Created to commemorate the Civil War Sesquicentennial, “Civil War 150” traces the major events during the Civil War through the eyes of leaders and ordinary Americans from 1860 to 1865. Drawing upon letters, personal accounts and images, Civil War 150 invites Americans to understand how soldiers, presidents, freedmen and families grappled with the end of slavery. It also focuses on the nature of democracy and citizenship, the human toll of civil war and the role of a president during wartime. The exhibit continues through March 24.
 
At Southeast Campus, Greg Kosc, associate history professor, and Bradley Borougerdi, history instructor, will present the first program on “Identities in Flux?: Former Masters and Union Soldiers.” A reception will be held after the premier program.
 
Other programs include: 

  • March 18 at 1 p.m. – Eric Salas, history instructor – “Abraham Lincoln’s Intellectual Evolution Regarding Slavery During His Presidency”
  • March 18 at 4:30 p.m. – John R. Lundberg, associate history professor –
  • “The Year of Jubilee: The Reaction of African Americans to Freedom”
  • March 19 at 2:30 p.m. – Kallie Kosc, adjunct history instructor – “Divided Nations: Native Americans and the Civil War” and
  • March 20 at 11:30 a.m. – Stephen E. Maizlish, UTA associate history professor – “Learning to Say the ‘S’ Word: The Coming of the Civil War and the Causes of Confederate Defeat.”

 
The Judith J. Carrier Library is one of only 50 sites that will receive this exhibition nationally.

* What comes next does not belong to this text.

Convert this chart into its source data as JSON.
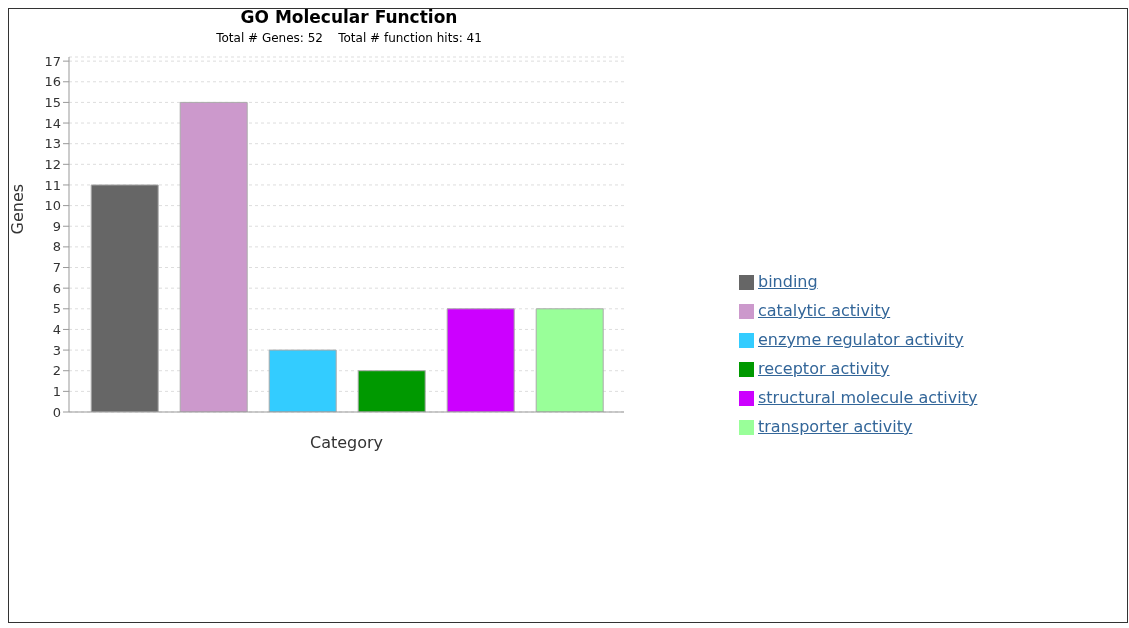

Civil War 150 is a national traveling panel exhibition organized by the Gilder Lehrman Institute of American History in partnership with The Library of America. The project, Civil War 150: Exploring the War and Its Meaning through the Words of Those Who Lived It, has been made possible in part through a major grant from the National Endowment for the Humanities: Exploring the human endeavor.
 
Additionally, the Southeast Campus will host a second exhibit from March 17 to April 19 that features the letters of a family of physicians during the Civil War. Entitled “The Henkel Physicians: A Family’s Life in Letters,” the exhibit was developed and produced by the National Library of Medicine, National Institutes of Health.